To touch the real again.
To become harder to manipulate because one is less internally absent.
To want fewer false infinities because one has tasted something actual.
To see the spectacle without becoming only spectator.
To use the machine without being quietly used by it.
To feel the wound without immediately feeding it to the market.
To face death without building a civilization of denial.
To love without turning the other into content, medicine, property, or proof.
To work without sacrificing one’s whole life-force to the altar of survival theater.
To belong without surrendering truth.
To see without needing to appear.
To be without needing to be measured.
This is not easy.
Nothing real is easy.
Easy is often just difficulty deferred and wrapped in interface design.
The harder magic is to recover direct life inside a world of screens.
Not outside it.
Inside it.
To stand in the feed and not be fed upon.
To look at the spectacle and see the machinery.
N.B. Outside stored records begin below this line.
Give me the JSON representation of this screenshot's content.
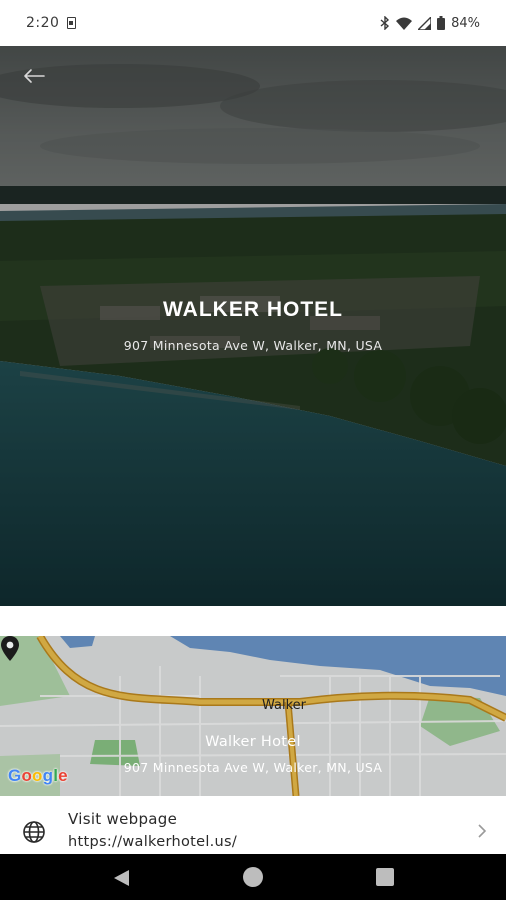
{
  "status_bar": {
    "time": "2:20",
    "battery": "84%",
    "icons": [
      "sim-card-icon",
      "bluetooth-icon",
      "wifi-icon",
      "signal-icon",
      "battery-icon"
    ]
  },
  "hero": {
    "title": "WALKER HOTEL",
    "address": "907 Minnesota Ave W, Walker, MN, USA",
    "back_icon": "arrow-left-icon"
  },
  "map": {
    "place_label": "Walker",
    "title": "Walker Hotel",
    "address": "907 Minnesota Ave W, Walker, MN, USA",
    "attribution": "Google",
    "pin_icon": "map-pin-icon"
  },
  "webpage": {
    "label": "Visit webpage",
    "url": "https://walkerhotel.us/",
    "icon": "globe-icon",
    "chevron": "chevron-right-icon"
  },
  "nav_bar": {
    "icons": [
      "nav-back-icon",
      "nav-home-icon",
      "nav-recents-icon"
    ]
  },
  "colors": {
    "water": "#1d5961",
    "forest": "#2f4a2a",
    "map_water": "#6f9bd1",
    "map_road": "#e8b23a",
    "map_green": "#a8d5a2"
  }
}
To feel the hunger beneath the image.
To choose not to feed the wrong god.
The wrong god is not always obvious.
Sometimes it looks like success.
Sometimes safety.
Sometimes romance.
Sometimes politics.
Sometimes spirituality.
Sometimes self-improvement.
Sometimes AI.
Sometimes the future.
Sometimes the version of yourself you are still trying to become so you can finally escape being the vulnerable creature you already are.
But the right direction has a different taste.
It returns you to life.
It makes you more honest.
More embodied.
More relational.
More capable of grief.
More capable of joy.
More capable of silence.
More capable of refusing dehumanization.
More capable of participating without being possessed.
More capable of loving the finite without demanding it become infinite.
That is presence.
That is conscious participation.
To stop being audience, product, and puppet.
To become again a living participant in reality.
Not as consumers of the spectacle.
Not as monks fleeing the spectacle.
But as humans who can look at the spectacle, see the machinery, feel the hunger underneath it, and choose differently.
That is where you go.
Not back to innocence.
Innocence is gone.
Good.
It was always fragile.
You go toward lucid participation.
Toward aliveness with eyes open.
Toward technology held inside wisdom rather than wisdom outsourced to technology.
Toward attention treated as sacred soil.
Toward bodies remembered.
Toward communities repaired.
Toward dignity made structural.
Toward beauty made ordinary.
Toward death faced clearly enough that life becomes precious again.
Toward being.
But not the old being.
Not unconscious belonging.
Not premodern sleep.
Not romantic fantasy.
A new being.
A chosen being.
A conscious being.
A being that has passed through having, appearing, attention, and behavioral capture — and has learned to see the trap without making the trap its home.
Back to being.
But awake this time.
And please, if possible,
without making a twelve-part personal brand out of it.